As for the lineup, Jamey Carroll had a decent enough year for a second basemen, hitting .300/.377/.404 at second base. The issue is that Carroll hit .375/.445/.483 at Coors, and a paltry .220/.304/.318 on the road. I wrote a Notebook piece (linked above) that tried to figure out if Carroll was still valuable thanks to his defense, and I had some interesting information come in from readers following publication. Apparently the grass has been growing long at Colorado this year, making defense easier for the infielders at home than it would be during road games. So chances are good that Carroll is worth more with both the glove and the stick at home, and is at or below replacement level on the road. He was worth 26 Fielding Runs Above Average this year according to Davenport's metrics, which seems a bit otherworldy for roughly 100 Adjusted Games in the field. His Zone Rating was .861, where league average for 2B was .824, and he was rated as +12.67 RAA defensively with that metric, which seems a tad more realistic. I'll have to take a look at this again sometime soon to check and see whether it is worth it to have him around on the road.

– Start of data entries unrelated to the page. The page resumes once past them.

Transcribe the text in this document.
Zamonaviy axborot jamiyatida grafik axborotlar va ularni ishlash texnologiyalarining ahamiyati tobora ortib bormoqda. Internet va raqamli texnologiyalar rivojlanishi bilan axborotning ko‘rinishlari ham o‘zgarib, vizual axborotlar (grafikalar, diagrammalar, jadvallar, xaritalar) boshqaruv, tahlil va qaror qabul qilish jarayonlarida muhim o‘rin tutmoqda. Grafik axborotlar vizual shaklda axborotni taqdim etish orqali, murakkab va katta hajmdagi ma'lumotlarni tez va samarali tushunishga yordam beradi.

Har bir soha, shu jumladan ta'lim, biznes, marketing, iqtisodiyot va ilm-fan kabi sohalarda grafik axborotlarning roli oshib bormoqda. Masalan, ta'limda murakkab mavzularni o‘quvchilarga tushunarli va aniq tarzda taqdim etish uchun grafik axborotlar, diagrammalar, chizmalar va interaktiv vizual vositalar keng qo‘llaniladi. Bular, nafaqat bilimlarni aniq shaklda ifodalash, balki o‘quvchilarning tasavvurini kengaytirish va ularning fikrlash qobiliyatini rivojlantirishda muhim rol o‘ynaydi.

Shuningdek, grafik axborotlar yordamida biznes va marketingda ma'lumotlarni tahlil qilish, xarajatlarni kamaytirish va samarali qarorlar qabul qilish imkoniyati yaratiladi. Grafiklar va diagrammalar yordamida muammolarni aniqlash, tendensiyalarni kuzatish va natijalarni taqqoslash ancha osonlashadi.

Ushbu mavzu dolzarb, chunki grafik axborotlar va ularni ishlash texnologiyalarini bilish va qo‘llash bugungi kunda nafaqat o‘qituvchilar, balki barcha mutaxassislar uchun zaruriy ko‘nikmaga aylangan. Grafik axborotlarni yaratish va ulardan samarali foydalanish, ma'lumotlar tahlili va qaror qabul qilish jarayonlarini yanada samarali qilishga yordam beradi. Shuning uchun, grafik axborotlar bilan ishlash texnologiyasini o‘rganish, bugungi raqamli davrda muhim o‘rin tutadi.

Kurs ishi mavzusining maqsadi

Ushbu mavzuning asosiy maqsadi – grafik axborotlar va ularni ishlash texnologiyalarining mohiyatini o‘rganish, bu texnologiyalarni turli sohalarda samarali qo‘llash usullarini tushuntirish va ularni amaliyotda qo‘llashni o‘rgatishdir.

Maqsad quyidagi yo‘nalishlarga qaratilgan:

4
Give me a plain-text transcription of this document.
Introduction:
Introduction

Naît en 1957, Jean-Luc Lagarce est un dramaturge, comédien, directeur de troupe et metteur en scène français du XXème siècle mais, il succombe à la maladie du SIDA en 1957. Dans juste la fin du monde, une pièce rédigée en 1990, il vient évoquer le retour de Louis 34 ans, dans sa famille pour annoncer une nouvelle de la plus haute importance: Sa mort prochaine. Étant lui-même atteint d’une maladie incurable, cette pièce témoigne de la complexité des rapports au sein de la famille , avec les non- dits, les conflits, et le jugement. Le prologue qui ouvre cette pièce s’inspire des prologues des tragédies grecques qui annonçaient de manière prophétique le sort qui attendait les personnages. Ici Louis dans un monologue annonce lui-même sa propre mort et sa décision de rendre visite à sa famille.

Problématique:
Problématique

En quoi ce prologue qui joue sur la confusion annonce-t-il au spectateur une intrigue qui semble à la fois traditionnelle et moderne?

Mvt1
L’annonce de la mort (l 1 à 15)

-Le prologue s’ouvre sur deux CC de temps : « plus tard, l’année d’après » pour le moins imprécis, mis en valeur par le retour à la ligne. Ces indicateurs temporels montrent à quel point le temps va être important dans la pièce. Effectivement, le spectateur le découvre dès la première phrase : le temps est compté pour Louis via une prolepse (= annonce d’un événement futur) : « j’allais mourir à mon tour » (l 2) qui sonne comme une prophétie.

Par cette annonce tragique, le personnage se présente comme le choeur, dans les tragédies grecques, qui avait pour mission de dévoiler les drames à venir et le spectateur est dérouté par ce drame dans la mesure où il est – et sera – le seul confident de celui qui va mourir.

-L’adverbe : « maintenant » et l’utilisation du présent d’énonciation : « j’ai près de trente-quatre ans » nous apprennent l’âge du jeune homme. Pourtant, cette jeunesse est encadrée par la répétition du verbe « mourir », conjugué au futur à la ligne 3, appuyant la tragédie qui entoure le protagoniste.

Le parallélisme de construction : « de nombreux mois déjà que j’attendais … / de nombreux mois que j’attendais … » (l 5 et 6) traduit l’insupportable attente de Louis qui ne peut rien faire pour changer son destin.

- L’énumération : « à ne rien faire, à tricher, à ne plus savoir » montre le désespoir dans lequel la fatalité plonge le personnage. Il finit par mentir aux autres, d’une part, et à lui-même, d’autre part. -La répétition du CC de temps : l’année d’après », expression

Todd Helton's power continued to dip, as he hit .302/.404/.476 in his age-32 season. Considering the money left on his massive contract, the Rox cannot be pleased with that. Luckily for the Rockies, Garrett Atkins, Matt Holliday and Brad Hawpe all started showing some of their potential at the plate. I mentioned this at Baseball Prospectus back near the end of July, and nothing much has changed since then. Atkins hit .346/.416/.583 at home, and .313/.402/.531 on the road. Holliday hit .373/.440/.692 at Coors and a much poorer -- but still productive -- .280/.333/.485 on the road, while Hawpe actually hit better on the road: .282/.369/.454 at Coors, .303/.395/.571 away from it. These three players will be at the core of the Rockies going forward, and there is an abundance of young talent still in the system.
One of the most important pieces from that talent was called up in September, and almost immediately ripped the starting shortstop job out of Clint Barmes awful hitting hands. Barmes hit .220/.264/.335 with a .201 EqA for the season, while the 21-year old Troy Tulowitzki hit .240/.318/.292 with a .216 EqA. That isn't to say Tulo's performance was much better than the somewhat impotent bat of Barmes, but he is only 21, and was drafted all of a year and four months ago. The Rox have high hopes for him going forward, and they'll need his production, along with the aforementioned power trio, in order to compete in the National League West. That time period doesn't seem nearly as far off as it did prior to the 2006 season though, which is a great sign for Rox fans.